Here is the record of the Winslow town meeting 165 years ago in the year 1794: “Town meeting convened at home of George Warren. Voted to erect a meeting house on the east side of the river on land to be given by Arthur Lithgow. One hundred pounds to be raised by a tax on polls and estates for the purpose of building the meeting house. Col. Josiah Hayden was elected a delegate to a meeting in Portland concerning the proposed separation from Massachusetts.”
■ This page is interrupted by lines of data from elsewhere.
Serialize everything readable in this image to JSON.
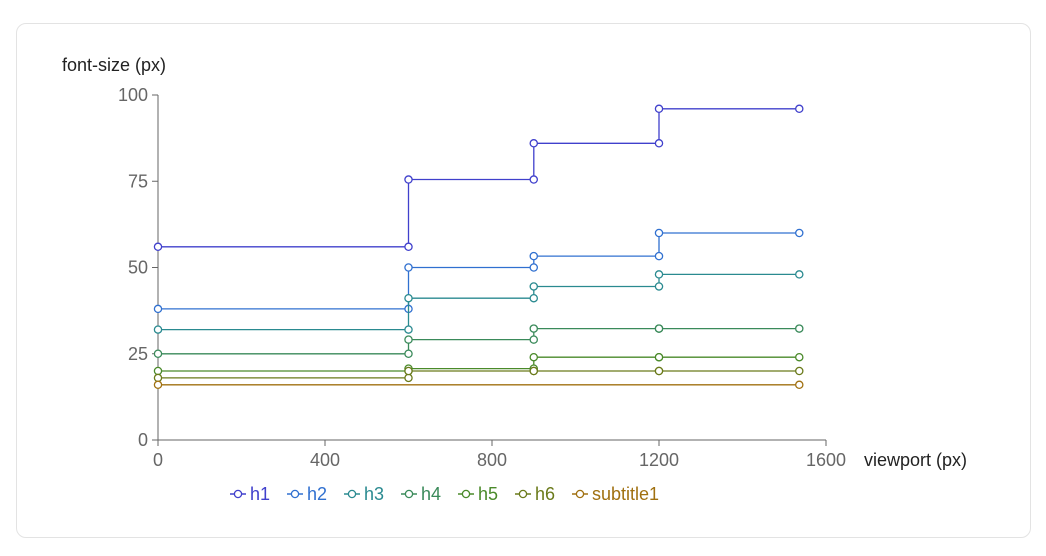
{
  "chart_data": {
    "type": "line",
    "step": true,
    "xlabel": "viewport (px)",
    "ylabel": "font-size (px)",
    "xlim": [
      0,
      1600
    ],
    "ylim": [
      0,
      100
    ],
    "xticks": [
      0,
      400,
      800,
      1200,
      1600
    ],
    "yticks": [
      0,
      25,
      50,
      75,
      100
    ],
    "grid": false,
    "legend_position": "bottom-left",
    "series": [
      {
        "name": "h1",
        "color": "#4040cc",
        "points": [
          [
            0,
            56
          ],
          [
            600,
            56
          ],
          [
            600,
            75.5
          ],
          [
            900,
            75.5
          ],
          [
            900,
            86
          ],
          [
            1200,
            86
          ],
          [
            1200,
            96
          ],
          [
            1536,
            96
          ]
        ]
      },
      {
        "name": "h2",
        "color": "#3070d0",
        "points": [
          [
            0,
            38
          ],
          [
            600,
            38
          ],
          [
            600,
            50
          ],
          [
            900,
            50
          ],
          [
            900,
            53.3
          ],
          [
            1200,
            53.3
          ],
          [
            1200,
            60
          ],
          [
            1536,
            60
          ]
        ]
      },
      {
        "name": "h3",
        "color": "#2a8a90",
        "points": [
          [
            0,
            32
          ],
          [
            600,
            32
          ],
          [
            600,
            41.1
          ],
          [
            900,
            41.1
          ],
          [
            900,
            44.5
          ],
          [
            1200,
            44.5
          ],
          [
            1200,
            48
          ],
          [
            1536,
            48
          ]
        ]
      },
      {
        "name": "h4",
        "color": "#3a8a5a",
        "points": [
          [
            0,
            25
          ],
          [
            600,
            25
          ],
          [
            600,
            29.1
          ],
          [
            900,
            29.1
          ],
          [
            900,
            32.3
          ],
          [
            1200,
            32.3
          ],
          [
            1200,
            32.3
          ],
          [
            1536,
            32.3
          ]
        ]
      },
      {
        "name": "h5",
        "color": "#4a8a2a",
        "points": [
          [
            0,
            20
          ],
          [
            600,
            20
          ],
          [
            600,
            20.7
          ],
          [
            900,
            20.7
          ],
          [
            900,
            24
          ],
          [
            1200,
            24
          ],
          [
            1200,
            24
          ],
          [
            1536,
            24
          ]
        ]
      },
      {
        "name": "h6",
        "color": "#6a7a1a",
        "points": [
          [
            0,
            18
          ],
          [
            600,
            18
          ],
          [
            600,
            20
          ],
          [
            900,
            20
          ],
          [
            900,
            20
          ],
          [
            1200,
            20
          ],
          [
            1200,
            20
          ],
          [
            1536,
            20
          ]
        ]
      },
      {
        "name": "subtitle1",
        "color": "#a07010",
        "points": [
          [
            0,
            16
          ],
          [
            1536,
            16
          ]
        ]
      }
    ]
  }
}
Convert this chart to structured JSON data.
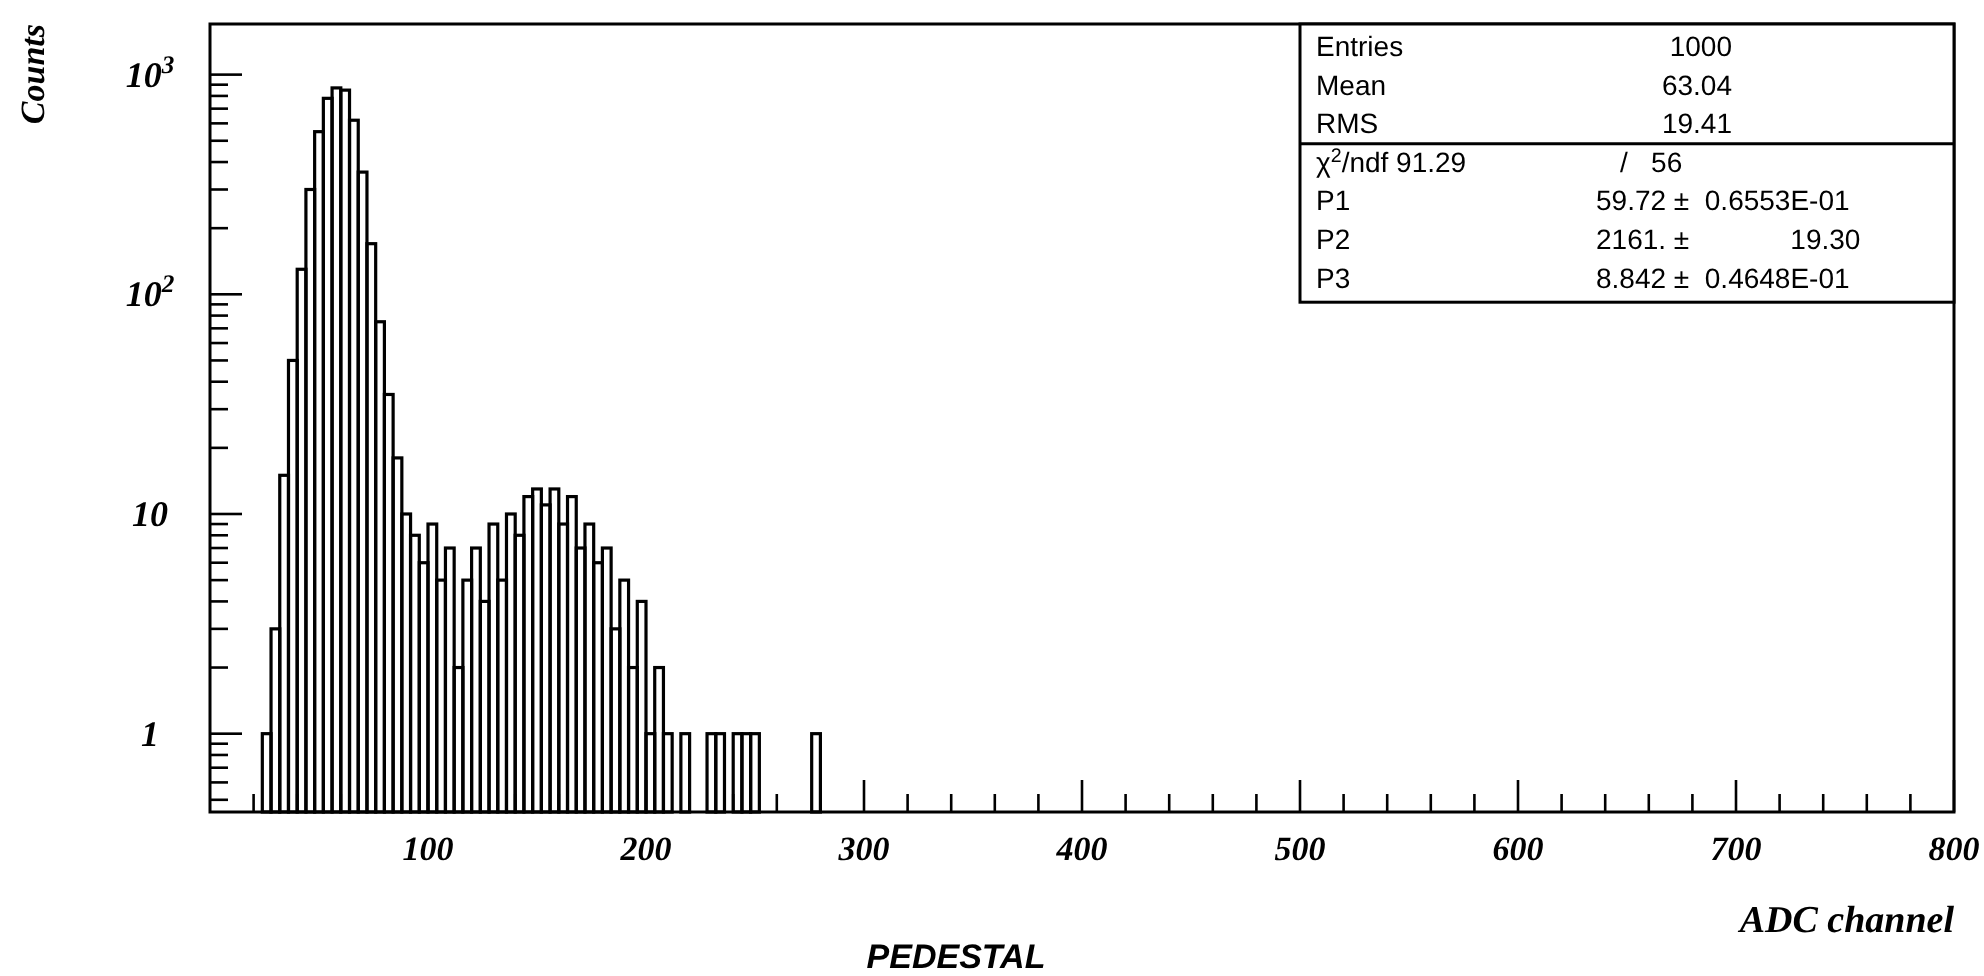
{
  "chart_data": {
    "type": "histogram",
    "title": "PEDESTAL",
    "xlabel": "ADC channel",
    "ylabel": "Counts",
    "bins": [
      20,
      24,
      28,
      32,
      36,
      40,
      44,
      48,
      52,
      56,
      60,
      64,
      68,
      72,
      76,
      80,
      84,
      88,
      92,
      96,
      100,
      104,
      108,
      112,
      116,
      120,
      124,
      128,
      132,
      136,
      140,
      144,
      148,
      152,
      156,
      160,
      164,
      168,
      172,
      176,
      180,
      184,
      188,
      192,
      196,
      200,
      204,
      208,
      212,
      216,
      220,
      224,
      228,
      232,
      236,
      240,
      244,
      248,
      252,
      256,
      260,
      264,
      268,
      272,
      276,
      280
    ],
    "values": [
      null,
      1,
      3,
      15,
      50,
      130,
      300,
      550,
      780,
      870,
      850,
      620,
      360,
      170,
      75,
      35,
      18,
      10,
      8,
      6,
      9,
      5,
      7,
      2,
      5,
      7,
      4,
      9,
      5,
      10,
      8,
      12,
      13,
      11,
      13,
      9,
      12,
      7,
      9,
      6,
      7,
      3,
      5,
      2,
      4,
      1,
      2,
      1,
      null,
      1,
      null,
      null,
      1,
      1,
      null,
      1,
      1,
      1,
      null,
      null,
      null,
      null,
      null,
      null,
      1
    ],
    "color": "#000000",
    "log": "y",
    "xlim": [
      0,
      800
    ],
    "ylim": [
      0.44,
      1700
    ],
    "xticks": [
      {
        "value": 20,
        "label": null
      },
      {
        "value": 40,
        "label": null
      },
      {
        "value": 60,
        "label": null
      },
      {
        "value": 80,
        "label": null
      },
      100,
      {
        "value": 120,
        "label": null
      },
      {
        "value": 140,
        "label": null
      },
      {
        "value": 160,
        "label": null
      },
      {
        "value": 180,
        "label": null
      },
      200,
      {
        "value": 220,
        "label": null
      },
      {
        "value": 240,
        "label": null
      },
      {
        "value": 260,
        "label": null
      },
      {
        "value": 280,
        "label": null
      },
      300,
      {
        "value": 320,
        "label": null
      },
      {
        "value": 340,
        "label": null
      },
      {
        "value": 360,
        "label": null
      },
      {
        "value": 380,
        "label": null
      },
      400,
      {
        "value": 420,
        "label": null
      },
      {
        "value": 440,
        "label": null
      },
      {
        "value": 460,
        "label": null
      },
      {
        "value": 480,
        "label": null
      },
      500,
      {
        "value": 520,
        "label": null
      },
      {
        "value": 540,
        "label": null
      },
      {
        "value": 560,
        "label": null
      },
      {
        "value": 580,
        "label": null
      },
      600,
      {
        "value": 620,
        "label": null
      },
      {
        "value": 640,
        "label": null
      },
      {
        "value": 660,
        "label": null
      },
      {
        "value": 680,
        "label": null
      },
      700,
      {
        "value": 720,
        "label": null
      },
      {
        "value": 740,
        "label": null
      },
      {
        "value": 760,
        "label": null
      },
      {
        "value": 780,
        "label": null
      },
      800
    ],
    "yticks": [
      {
        "value": 0.5,
        "label": null
      },
      {
        "value": 0.6,
        "label": null
      },
      {
        "value": 0.7,
        "label": null
      },
      {
        "value": 0.8,
        "label": null
      },
      {
        "value": 0.9,
        "label": null
      },
      1,
      {
        "value": 2,
        "label": null
      },
      {
        "value": 3,
        "label": null
      },
      {
        "value": 4,
        "label": null
      },
      {
        "value": 5,
        "label": null
      },
      {
        "value": 6,
        "label": null
      },
      {
        "value": 7,
        "label": null
      },
      {
        "value": 8,
        "label": null
      },
      {
        "value": 9,
        "label": null
      },
      10,
      {
        "value": 20,
        "label": null
      },
      {
        "value": 30,
        "label": null
      },
      {
        "value": 40,
        "label": null
      },
      {
        "value": 50,
        "label": null
      },
      {
        "value": 60,
        "label": null
      },
      {
        "value": 70,
        "label": null
      },
      {
        "value": 80,
        "label": null
      },
      {
        "value": 90,
        "label": null
      },
      {
        "value": 100,
        "label": "10$^{2}$"
      },
      {
        "value": 200,
        "label": null
      },
      {
        "value": 300,
        "label": null
      },
      {
        "value": 400,
        "label": null
      },
      {
        "value": 500,
        "label": null
      },
      {
        "value": 600,
        "label": null
      },
      {
        "value": 700,
        "label": null
      },
      {
        "value": 800,
        "label": null
      },
      {
        "value": 900,
        "label": null
      },
      {
        "value": 1000,
        "label": "10$^{3}$"
      }
    ],
    "annotations": [
      "Entries",
      "1000",
      "Mean",
      "63.04",
      "RMS",
      "19.41",
      "χ$^{2}$/ndf 91.29",
      "/   56",
      "P1",
      "59.72 ±  0.6553E-01",
      "P2",
      "2161. ±             19.30",
      "P3",
      "8.842 ±  0.4648E-01"
    ],
    "grid": false
  }
}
In the possession of many old families of Maine are receipts for regular use of the old-time toll bridges, but seldom do we see one of such length and complication as was the receipt issued to a Winslow man in 1851. This is what it says: “Mr. C. H. Keith, wife and children, with the horses and teams owned by him in his business, are permitted to pass Ticonic Bridge from April 1, 1851 to April 1, 1852 for the sum of two dollars, one half to be paid in advance and the residue on the first day of August, 1851. If said person shall pass the bridge with teams loaded with wood, bark, hides, leather, lumber, or goods and merchandise, he shall pay one half toll each way, but for live stock bound for market he shall pay full toll. T. Boutelle, S. Plaisted, Directors T. Simpson.”
Maine towns had trouble with liquor long before the passage of the so-called Maine Law in 1851. As long ago as 1837 that old Belfast paper, the Waldo Patriot, had this to say: “The Legislature of Massachusetts last winter passed a law forbidding the sale of intoxicating liquors in smaller quantities than 15 gallons. Many of the grog sellers in that state have openly defied the law for the deliberate purpose of being prosecuted. When called upon for the penalty, they have refused to pay and have gone to jail. Thus they hope to sway public sympathy and get the law changed by the force of public opinion. Thus far Maine has not seen fit to pass such a law and the grog sellers of Belfast do a thriving business without fear of either fine or jail. Their besotted customers are too common a sight on our otherwise attractive streets.”